One proposal has been set forth by the National Association of FSA County Office Employees (NASCOE) union, which seeks to provide the federal crop insurance program through the FSA.

  • Currently, the federal crop insurance program is managed by the Risk Management Agency.
  • However, the program is being delivered by private insurance companies that sell and service the subsidized insurance products.
  • This costs taxpayers $3 billion to $4 billion annually.
  • Additionally, over 94 percent of the subsidized crop insurance policies sold to farmers last year could have been delivered over the internet without an insurance agent or company.
  • Furthermore, between 2006 and 2010, insurance companies received an average of $1.44 from the taxpayer for every $1 dollar of subsidy the farmers received.
  • But in other countries, subsidized crop insurance is less than 30 cents per dollar of subsidy.

In the face of these high costs, NASCOE claims that FSA offices can deliver the insurance program at $1.5 billion to $2 billion a year less.
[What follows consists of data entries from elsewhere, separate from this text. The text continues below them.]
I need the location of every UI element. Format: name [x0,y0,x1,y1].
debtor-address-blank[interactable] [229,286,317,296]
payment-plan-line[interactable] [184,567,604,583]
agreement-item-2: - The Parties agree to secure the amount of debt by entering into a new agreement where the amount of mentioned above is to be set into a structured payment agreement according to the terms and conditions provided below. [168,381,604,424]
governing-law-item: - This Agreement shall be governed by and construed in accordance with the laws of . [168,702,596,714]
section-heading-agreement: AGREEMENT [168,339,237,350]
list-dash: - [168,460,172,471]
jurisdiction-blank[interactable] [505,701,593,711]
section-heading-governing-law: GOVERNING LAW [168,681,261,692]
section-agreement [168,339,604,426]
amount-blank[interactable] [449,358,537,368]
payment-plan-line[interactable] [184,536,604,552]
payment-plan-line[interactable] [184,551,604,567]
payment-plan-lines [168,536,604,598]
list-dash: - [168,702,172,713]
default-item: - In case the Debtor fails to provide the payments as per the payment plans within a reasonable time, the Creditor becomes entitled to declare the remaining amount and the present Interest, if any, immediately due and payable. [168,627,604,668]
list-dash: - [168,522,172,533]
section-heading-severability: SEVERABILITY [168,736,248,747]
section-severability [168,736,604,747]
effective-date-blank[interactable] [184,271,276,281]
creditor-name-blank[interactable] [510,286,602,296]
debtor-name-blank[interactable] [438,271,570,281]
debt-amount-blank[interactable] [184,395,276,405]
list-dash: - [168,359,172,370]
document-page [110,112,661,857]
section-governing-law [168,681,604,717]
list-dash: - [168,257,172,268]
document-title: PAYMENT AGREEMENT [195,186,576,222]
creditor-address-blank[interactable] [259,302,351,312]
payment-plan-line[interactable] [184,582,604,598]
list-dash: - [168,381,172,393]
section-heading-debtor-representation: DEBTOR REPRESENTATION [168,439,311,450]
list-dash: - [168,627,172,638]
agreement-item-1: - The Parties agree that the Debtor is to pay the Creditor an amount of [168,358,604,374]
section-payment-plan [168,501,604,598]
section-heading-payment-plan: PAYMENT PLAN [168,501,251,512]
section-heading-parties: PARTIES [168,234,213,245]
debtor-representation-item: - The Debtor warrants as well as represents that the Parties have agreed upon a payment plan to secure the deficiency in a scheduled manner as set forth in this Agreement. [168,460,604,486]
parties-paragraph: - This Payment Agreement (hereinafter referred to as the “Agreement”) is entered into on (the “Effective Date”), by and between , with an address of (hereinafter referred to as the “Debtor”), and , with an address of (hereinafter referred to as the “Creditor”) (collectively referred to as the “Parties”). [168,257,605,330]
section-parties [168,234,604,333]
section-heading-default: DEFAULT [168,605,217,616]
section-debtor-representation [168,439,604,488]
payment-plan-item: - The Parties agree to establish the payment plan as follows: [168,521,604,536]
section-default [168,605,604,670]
But even with the projected annual savings, the program has been dismissed by those in Washington. One reason is because insurance companies and agents are the most effective lobbyists. The 16 or so private companies that deliver the program want to continue receiving their $3 billion to $4 billion subsidy from the taxpayers.

The question that must be asked is whether this program is required at all. The subsidies for crop insurance do nothing more than allow farmers to adopt risky production practices because they are insulated from the consequences of their own bad decisions. Additionally, the subsidies distort the market and hurt the industry in the long run.